Thursday, June 15, 2006

Market for lemons

Used cars are the prototypical example given in information asymmetry arguments. Information asymmetry states that markets can collapse when sellers know more about the product than buyers, so if someone is trying to sell a car they know whether or not it's a lemon, but buyers do not. Therefore, buyers will be less likely to pay the price of a quality car and the only people willing to sell at their price will be those trying to unload lemons. As good cars exit the market, and only lemons remain, the prices buyers are willing to pay drop further, making more good cars exit and increasing the concentration of lemons further. This downward spiral results in no market at all.

Carmax tries to improve the used car experience by offering no haggle pricing, competitive financing, 12 point inspections, and good deals. I guess that they charge some premium for this quality insurance.

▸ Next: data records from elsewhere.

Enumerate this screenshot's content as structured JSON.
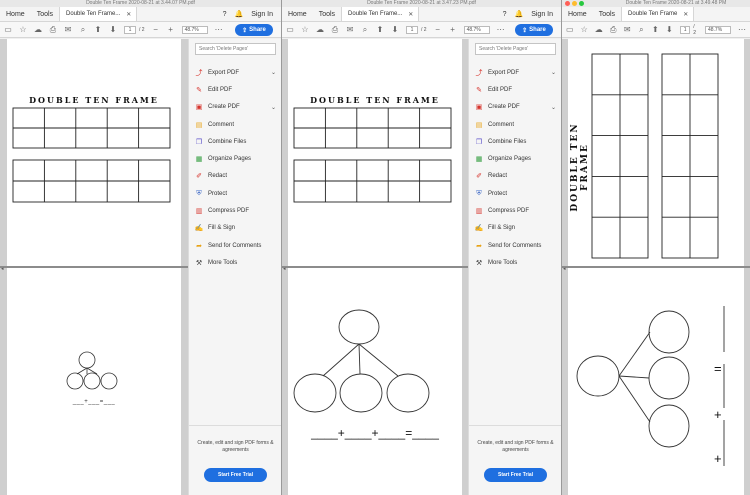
{
  "windows": [
    {
      "title": "Double Ten Frame 2020-08-21 at 3.44.07 PM.pdf",
      "menu": [
        "Home",
        "Tools"
      ],
      "tab_label": "Double Ten Frame...",
      "signin": "Sign In",
      "page_current": "1",
      "page_total": "/ 2",
      "zoom": "48.7%",
      "share": "Share",
      "frame_title": "DOUBLE TEN FRAME",
      "blanks": "___+___=___"
    },
    {
      "title": "Double Ten Frame 2020-08-21 at 3.47.23 PM.pdf",
      "menu": [
        "Home",
        "Tools"
      ],
      "tab_label": "Double Ten Frame...",
      "signin": "Sign In",
      "page_current": "1",
      "page_total": "/ 2",
      "zoom": "48.7%",
      "share": "Share",
      "frame_title": "DOUBLE TEN FRAME",
      "blanks": "____+____+____=____"
    },
    {
      "title": "Double Ten Frame 2020-08-21 at 3.49.48 PM",
      "menu": [
        "Home",
        "Tools"
      ],
      "tab_label": "Double Ten Frame",
      "page_current": "1",
      "page_total": "/ 2",
      "zoom": "48.7%",
      "frame_title": "DOUBLE TEN FRAME",
      "blanks": [
        "=",
        "+",
        "+"
      ]
    }
  ],
  "tools_pane": {
    "search_placeholder": "Search 'Delete Pages'",
    "items": [
      {
        "label": "Export PDF",
        "icon": "export-pdf-icon",
        "color": "#d6322b",
        "chevron": true
      },
      {
        "label": "Edit PDF",
        "icon": "edit-pdf-icon",
        "color": "#d6322b",
        "chevron": false
      },
      {
        "label": "Create PDF",
        "icon": "create-pdf-icon",
        "color": "#d6322b",
        "chevron": true
      },
      {
        "label": "Comment",
        "icon": "comment-icon",
        "color": "#e8a317",
        "chevron": false
      },
      {
        "label": "Combine Files",
        "icon": "combine-files-icon",
        "color": "#5a4fc9",
        "chevron": false
      },
      {
        "label": "Organize Pages",
        "icon": "organize-pages-icon",
        "color": "#2e9b3b",
        "chevron": false
      },
      {
        "label": "Redact",
        "icon": "redact-icon",
        "color": "#d6322b",
        "chevron": false
      },
      {
        "label": "Protect",
        "icon": "protect-icon",
        "color": "#3966c6",
        "chevron": false
      },
      {
        "label": "Compress PDF",
        "icon": "compress-pdf-icon",
        "color": "#d6322b",
        "chevron": false
      },
      {
        "label": "Fill & Sign",
        "icon": "fill-sign-icon",
        "color": "#7a3fc2",
        "chevron": false
      },
      {
        "label": "Send for Comments",
        "icon": "send-comments-icon",
        "color": "#e8a317",
        "chevron": false
      },
      {
        "label": "More Tools",
        "icon": "more-tools-icon",
        "color": "#444444",
        "chevron": false
      }
    ],
    "promo_text": "Create, edit and sign PDF forms & agreements",
    "trial_button": "Start Free Trial"
  },
  "colors": {
    "accent": "#1f6fe0",
    "traffic_close": "#ff5f57",
    "traffic_min": "#febc2e",
    "traffic_max": "#28c840"
  }
}
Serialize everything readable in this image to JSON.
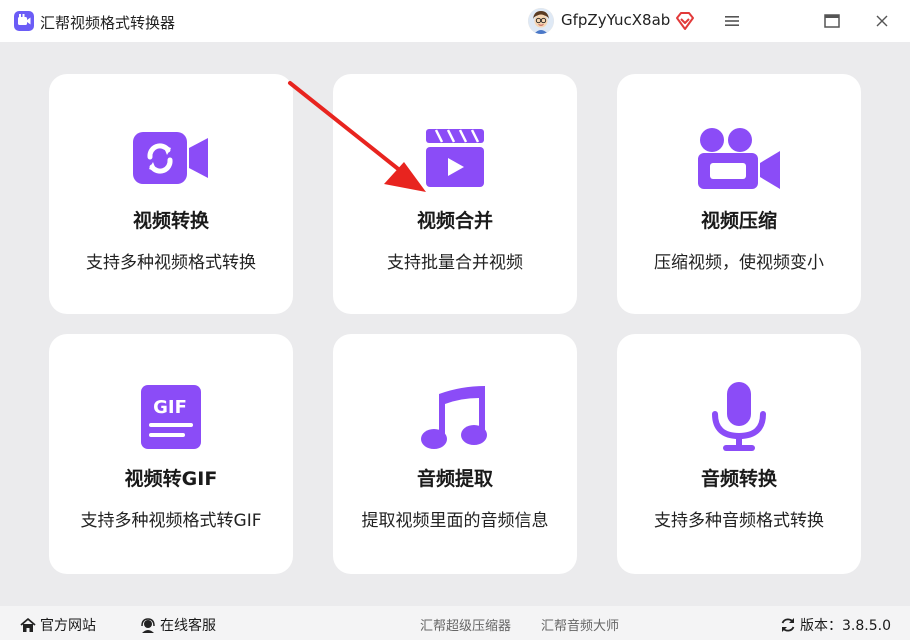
{
  "window": {
    "title": "汇帮视频格式转换器",
    "username": "GfpZyYucX8ab"
  },
  "colors": {
    "accent": "#8b4cf7",
    "arrow": "#e8241f",
    "background": "#ebebed"
  },
  "cards": [
    {
      "title": "视频转换",
      "desc": "支持多种视频格式转换",
      "icon": "video-convert-icon"
    },
    {
      "title": "视频合并",
      "desc": "支持批量合并视频",
      "icon": "clapperboard-icon"
    },
    {
      "title": "视频压缩",
      "desc": "压缩视频，使视频变小",
      "icon": "video-camera-icon"
    },
    {
      "title": "视频转GIF",
      "desc": "支持多种视频格式转GIF",
      "icon": "gif-file-icon"
    },
    {
      "title": "音频提取",
      "desc": "提取视频里面的音频信息",
      "icon": "music-note-icon"
    },
    {
      "title": "音频转换",
      "desc": "支持多种音频格式转换",
      "icon": "microphone-icon"
    }
  ],
  "footer": {
    "official_site": "官方网站",
    "online_service": "在线客服",
    "compressor_link": "汇帮超级压缩器",
    "audio_link": "汇帮音频大师",
    "version": "版本：3.8.5.0"
  }
}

I'm in the market for a new car, and have had good experiences with Carmax in the past, so am thinking of buying from them again. I went to used car aggregator AutoBaron and pulled down data for the model of car I was looking at for four years, along with prices and miles. I then ran a regression on this with price being the output variable, and age and miles being the parameters. For my car, the price began at $24K and it lost about $1.5K/year in depreciation, and $50 per thousand miles (I am sure my regression was lousy as age and miles are correlated, but I did have some low mileage old cars and some high mileage new cars, so maybe it's not so bad. My standard errors were within 10%. Eh).

I then took these figures and punched in the cars listed on Carmax -- is Carmax offering a better or worse deal than the aggregate. I found to my surprise, that every car listed on Carmax was actually selling for less than the price predicted by my simple model. So, people on Craigslist are listing their cars for more than Carmax is, instead of Carmax charging a quality premium, the offer the quality and charge less for it.

Not what I expected.

It may be that the listers on Craigslist have hiked up their prices so they can reduce them through haggling later and the actual (spot) price is much lower than the listed price, but I don't know how much of a factor that is.